Operation KTHMA: the road to Delphi

Yesterday the team made its way from Athens to Delphi by way of a series of short encounters with their new acquaintance Olorides, who turns out to be Cimon's great-nephew and thus himself a member of the Philaidai. Each night of the arduous journey, they could get one "hit" in on Olorides before Aristides, the henchman sent by Pericles to shepherd the mission, came to tell them to shut up so that no brigands (or other unfriendlies) could hear them. Olorides turned out to have a great many thoughts about what Herodotus is trying to tell the Athenians, though he was careful to make clear that these thoughts shouldn't be taken as somehow definitive.

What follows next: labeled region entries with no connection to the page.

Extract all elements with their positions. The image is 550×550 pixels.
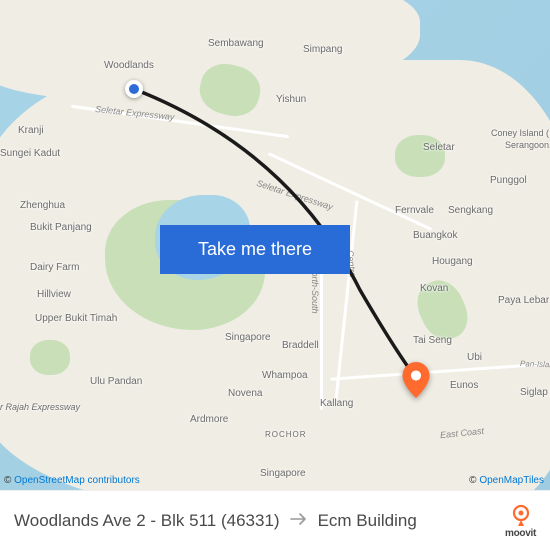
landmass-decoration xyxy=(0,60,550,490)
place-label: Singapore xyxy=(225,332,271,343)
map-viewport[interactable]: Seletar Expressway Seletar Expressway No… xyxy=(0,0,550,490)
place-label: Upper Bukit Timah xyxy=(35,313,117,324)
place-label: Sengkang xyxy=(448,205,493,216)
place-label: Woodlands xyxy=(104,60,154,71)
place-label: Braddell xyxy=(282,340,319,351)
place-label: ROCHOR xyxy=(265,430,307,439)
place-label: Kallang xyxy=(320,398,353,409)
attribution-right: © OpenMapTiles xyxy=(469,475,544,486)
moovit-logo[interactable]: moovit xyxy=(505,503,536,539)
place-label: Dairy Farm xyxy=(30,262,79,273)
route-footer: Woodlands Ave 2 - Blk 511 (46331) Ecm Bu… xyxy=(0,490,550,550)
place-label: Tai Seng xyxy=(413,335,452,346)
place-label: Ubi xyxy=(467,352,482,363)
origin-text: Woodlands Ave 2 - Blk 511 (46331) xyxy=(14,511,280,531)
destination-text: Ecm Building xyxy=(318,511,417,531)
park-area xyxy=(30,340,70,375)
map-pin-icon xyxy=(402,362,430,398)
place-label: Zhenghua xyxy=(20,200,65,211)
place-label: Novena xyxy=(228,388,262,399)
place-label: Ulu Pandan xyxy=(90,376,142,387)
place-label: Coney Island ( xyxy=(491,128,549,138)
place-label: Ardmore xyxy=(190,414,228,425)
osm-link[interactable]: OpenStreetMap contributors xyxy=(14,475,140,486)
arrow-right-icon xyxy=(290,511,308,531)
place-label: Bukit Panjang xyxy=(30,222,92,233)
place-label: Kranji xyxy=(18,125,44,136)
place-label: Hillview xyxy=(37,289,71,300)
place-label: Sungei Kadut xyxy=(0,148,60,159)
place-label: er Rajah Expressway xyxy=(0,402,80,412)
place-label: Whampoa xyxy=(262,370,308,381)
place-label: Seletar xyxy=(423,142,455,153)
place-label: Buangkok xyxy=(413,230,457,241)
moovit-logo-text: moovit xyxy=(505,528,536,539)
place-label: Simpang xyxy=(303,44,342,55)
place-label: Kovan xyxy=(420,283,448,294)
place-label: Singapore xyxy=(260,468,306,479)
road-decoration xyxy=(320,250,323,410)
place-label: Siglap xyxy=(520,387,548,398)
place-label: Paya Lebar xyxy=(498,295,549,306)
place-label: Hougang xyxy=(432,256,473,267)
place-label: Eunos xyxy=(450,380,478,391)
route-description: Woodlands Ave 2 - Blk 511 (46331) Ecm Bu… xyxy=(14,511,495,531)
attribution-left: © OpenStreetMap contributors xyxy=(4,475,140,486)
place-label: Sembawang xyxy=(208,38,264,49)
origin-marker[interactable] xyxy=(125,80,143,98)
place-label: Serangoon. xyxy=(505,140,550,150)
place-label: Punggol xyxy=(490,175,527,186)
destination-marker[interactable] xyxy=(402,362,430,390)
place-label: Fernvale xyxy=(395,205,434,216)
take-me-there-button[interactable]: Take me there xyxy=(160,225,350,274)
road-label: Pan-Island Ex xyxy=(520,359,550,370)
place-label: Yishun xyxy=(276,94,306,105)
moovit-logo-icon xyxy=(509,503,533,527)
openmaptiles-link[interactable]: OpenMapTiles xyxy=(479,475,544,486)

Olorides does seem, though, to have a firm grasp on the cultural scene of Athens, and how Herodotus' innovative ideas about the role of law in human life and in the ordering of the cosmos relate to it. When the team's Athenians reached Delphi at last, and stood with Olorides by the Castalian Spring, with a clear view of the amazing wealth of the Sacred Way rising toward the enormous Temple of Apollo built by the Alcmaeonidae, becoming thus the proximate cause of Athenian democracy and Pericles' rule over it, they had a last chance to detain him and pick his brain about the meaning of Herodotus.

Aristides would take them to the temple and tell them what to do. He, Olorides, was on his way to see some people he knew.

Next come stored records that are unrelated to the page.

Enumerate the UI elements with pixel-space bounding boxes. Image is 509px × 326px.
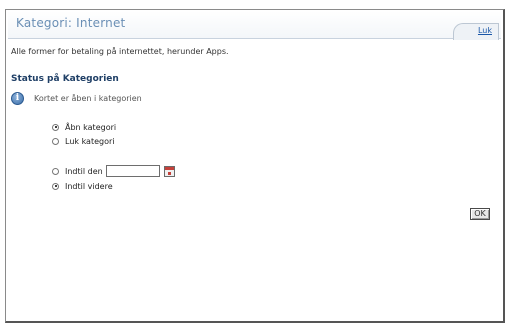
radio-open-category[interactable]: Åbn kategori <box>52 121 116 133</box>
info-icon: i <box>11 91 24 105</box>
radio-label: Luk kategori <box>65 136 115 146</box>
status-info-row: i Kortet er åben i kategorien <box>11 91 142 105</box>
radio-button[interactable] <box>52 182 59 190</box>
calendar-icon[interactable] <box>163 165 175 177</box>
radio-close-category[interactable]: Luk kategori <box>52 135 115 147</box>
dialog-title: Kategori: Internet <box>16 16 126 30</box>
close-link[interactable]: Luk <box>478 26 492 35</box>
date-input[interactable] <box>105 165 160 177</box>
status-heading: Status på Kategorien <box>11 74 119 84</box>
radio-button[interactable] <box>52 137 59 145</box>
radio-until-date[interactable]: Indtil den <box>52 165 175 177</box>
radio-button[interactable] <box>52 123 59 131</box>
status-info-text: Kortet er åben i kategorien <box>34 93 142 103</box>
category-description: Alle former for betaling på internettet,… <box>11 47 229 56</box>
ok-button[interactable]: OK <box>470 208 490 220</box>
radio-until-further[interactable]: Indtil videre <box>52 180 113 192</box>
radio-label: Indtil videre <box>65 181 113 191</box>
close-tab: Luk <box>453 23 499 40</box>
radio-label: Indtil den <box>65 166 103 176</box>
radio-button[interactable] <box>52 167 59 175</box>
radio-label: Åbn kategori <box>65 122 117 132</box>
dialog-header: Kategori: Internet Luk <box>8 11 501 40</box>
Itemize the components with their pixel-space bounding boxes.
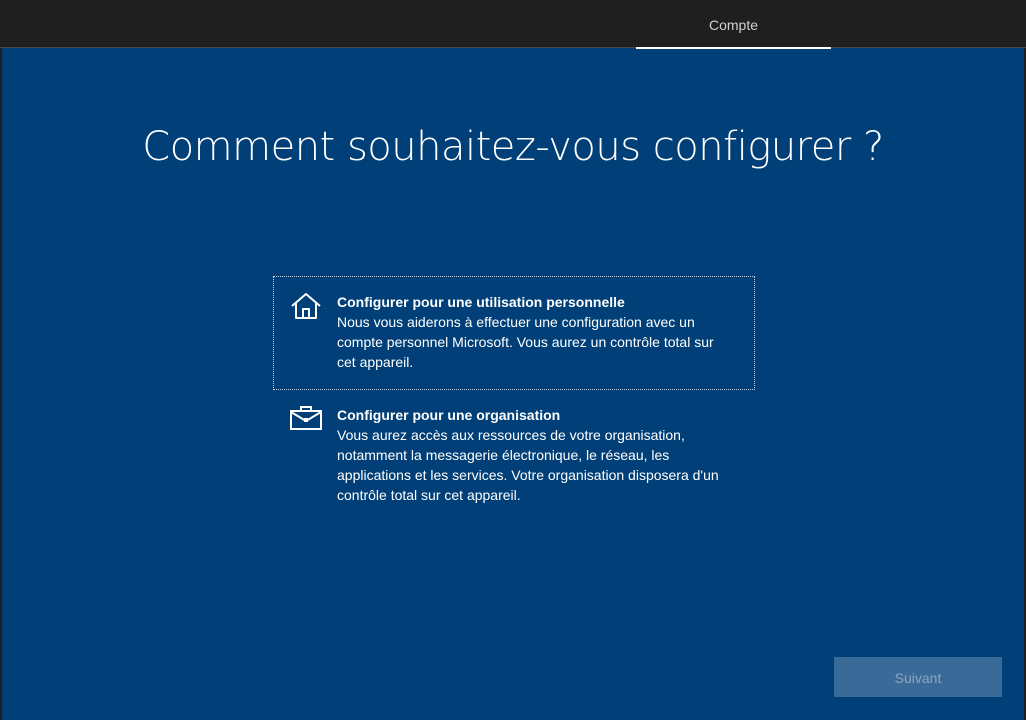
- option-personal-description: Nous vous aiderons à effectuer une confi…: [337, 314, 714, 370]
- oobe-window: Compte Comment souhaitez-vous configurer…: [0, 0, 1026, 720]
- option-organization-title: Configurer pour une organisation: [337, 407, 561, 423]
- page-title: Comment souhaitez-vous configurer ?: [142, 124, 884, 170]
- tab-active-indicator: [636, 47, 831, 49]
- next-button[interactable]: Suivant: [834, 657, 1002, 697]
- tab-account[interactable]: Compte: [636, 0, 831, 49]
- option-organization-description: Vous aurez accès aux ressources de votre…: [337, 427, 719, 503]
- briefcase-icon: [289, 403, 323, 433]
- tab-account-label: Compte: [708, 17, 759, 33]
- top-bar: Compte: [0, 0, 1026, 49]
- option-personal-use[interactable]: Configurer pour une utilisation personne…: [273, 276, 755, 390]
- home-icon: [289, 291, 323, 321]
- option-organization[interactable]: Configurer pour une organisation Vous au…: [274, 389, 754, 519]
- option-personal-title: Configurer pour une utilisation personne…: [337, 294, 625, 310]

The class-teams furiously deployed their skills, revealing that Olorides, though he disagrees with Herodotus about this, thinks that Herodotus is trying to tell the Athenians to act Greek, rather than Persian.

On the pedagogical side of things, it's becoming clear that this game-method thing is wonderfully flexible as a framework for several different kinds of learning. Judging from my students' reactions, any time I downshift into "ordinary" teaching mode, and either just start telling them things e.g. about Greek history, or tell them about course mechanics liks the upcoming Mission Final Challenge (that is, quiz), it's very much like they're reading a post in, say, a forum about The Lord of the Rings Online or even Halo, telling them how to defeat a particular boss. I'm not sure it would be an exaggeration to say that the frame of the game-space, engaging in and of itself, makes even "ordinary" teaching more engaging. Indeed, I don't think it's an exaggeration to say that students become positively grateful for that ordinary teaching that will help them get further in the game-story, in the same way I feel positively grateful, after dying multiple times, to learn the best approach to defeating a Nazgul.